Learn R Programming

fastplyr (version 0.5.1)

group_id: Fast group and row IDs

Description

These are tidy-based functions for calculating group IDs and row IDs.

  • group_id() returns an integer vector of group IDs the same size as the x.

  • row_id() returns an integer vector of row IDs.

  • f_consecutive_id() returns an integer vector of consecutive run IDs.

The add_ variants add a column of group IDs/row IDs.

Usage

group_id(x, order = TRUE, ascending = TRUE, as_qg = FALSE)
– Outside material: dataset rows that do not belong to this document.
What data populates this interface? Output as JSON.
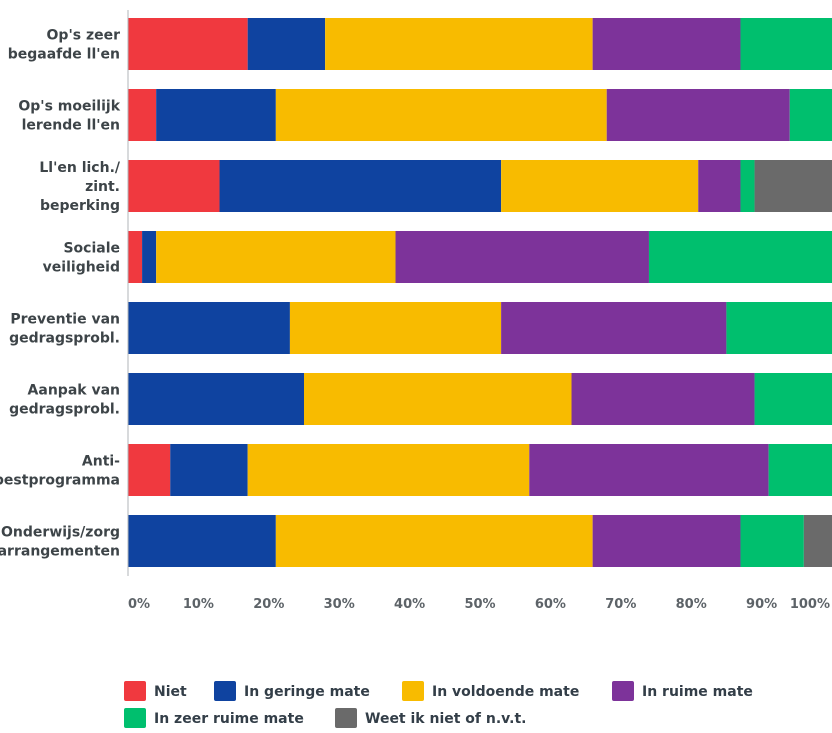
{
  "chart_data": {
    "type": "bar",
    "orientation": "horizontal",
    "stacked": true,
    "title": "",
    "xlabel": "",
    "ylabel": "",
    "xlim": [
      0,
      100
    ],
    "x_ticks": [
      "0%",
      "10%",
      "20%",
      "30%",
      "40%",
      "50%",
      "60%",
      "70%",
      "80%",
      "90%",
      "100%"
    ],
    "grid": false,
    "legend_position": "bottom",
    "categories": [
      [
        "Op's zeer",
        "begaafde ll'en"
      ],
      [
        "Op's moeilijk",
        "lerende ll'en"
      ],
      [
        "Ll'en lich./",
        "zint.",
        "beperking"
      ],
      [
        "Sociale",
        "veiligheid"
      ],
      [
        "Preventie van",
        "gedragsprobl."
      ],
      [
        "Aanpak van",
        "gedragsprobl."
      ],
      [
        "Anti-",
        "pestprogramma"
      ],
      [
        "Onderwijs/zorg",
        "arrangementen"
      ]
    ],
    "series": [
      {
        "name": "Niet",
        "color": "#f0393f",
        "values": [
          17,
          4,
          13,
          2,
          0,
          0,
          6,
          0
        ]
      },
      {
        "name": "In geringe mate",
        "color": "#0f43a0",
        "values": [
          11,
          17,
          40,
          2,
          23,
          25,
          11,
          21
        ]
      },
      {
        "name": "In voldoende mate",
        "color": "#f8bb00",
        "values": [
          38,
          47,
          28,
          34,
          30,
          38,
          40,
          45
        ]
      },
      {
        "name": "In ruime mate",
        "color": "#7d339a",
        "values": [
          21,
          26,
          6,
          36,
          32,
          26,
          34,
          21
        ]
      },
      {
        "name": "In zeer ruime mate",
        "color": "#00bf6e",
        "values": [
          13,
          6,
          2,
          26,
          15,
          11,
          9,
          9
        ]
      },
      {
        "name": "Weet ik niet of n.v.t.",
        "color": "#6a6a6a",
        "values": [
          0,
          0,
          11,
          0,
          0,
          0,
          0,
          4
        ]
      }
    ]
  }
}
row_id(x, ascending = TRUE)

f_consecutive_id(x)

Value

An integer vector.

Arguments

x

A vector or data frame.

order

Should the groups be ordered? When order is TRUE (the default) the group IDs will be ordered but not sorted.
If FALSE the order of the group IDs will be based on first appearance.

ascending

Should the order be ascending or descending? The default is TRUE.
For row_id() this determines if the row IDs are in increasing or decreasing order.

as_qg

Should the group IDs be returned as a collapse "qG" class? The default (FALSE) always returns an integer vector.

Details

Note - When working with data frames it is highly recommended to use the add_ variants of these functions. Not only are they more intuitive to use, they also have optimisations for large numbers of groups.

group_id

This assigns an integer value to unique elements of a vector or unique rows of a data frame. It is an extremely useful function for analysis as you can compress a lot of information into a single column, using that for further operations.

row_id

This assigns a row number to each group. To assign plain row numbers to a data frame one can use add_row_id(). This function can be used in rolling calculations, finding duplicates and more.

consecutive_id

An alternative to dplyr::consecutive_id(), f_consecutive_id() also creates an integer vector with values in the range [1, n] where n is the length of the vector or number of rows of the data frame. The ID increments every time x[i] != x[i - 1] thus giving information on when there is a change in value. f_consecutive_id has a very small overhead in terms of calling the function, making it suitable for repeated calls.

See Also

add_group_id add_row_id add_consecutive_id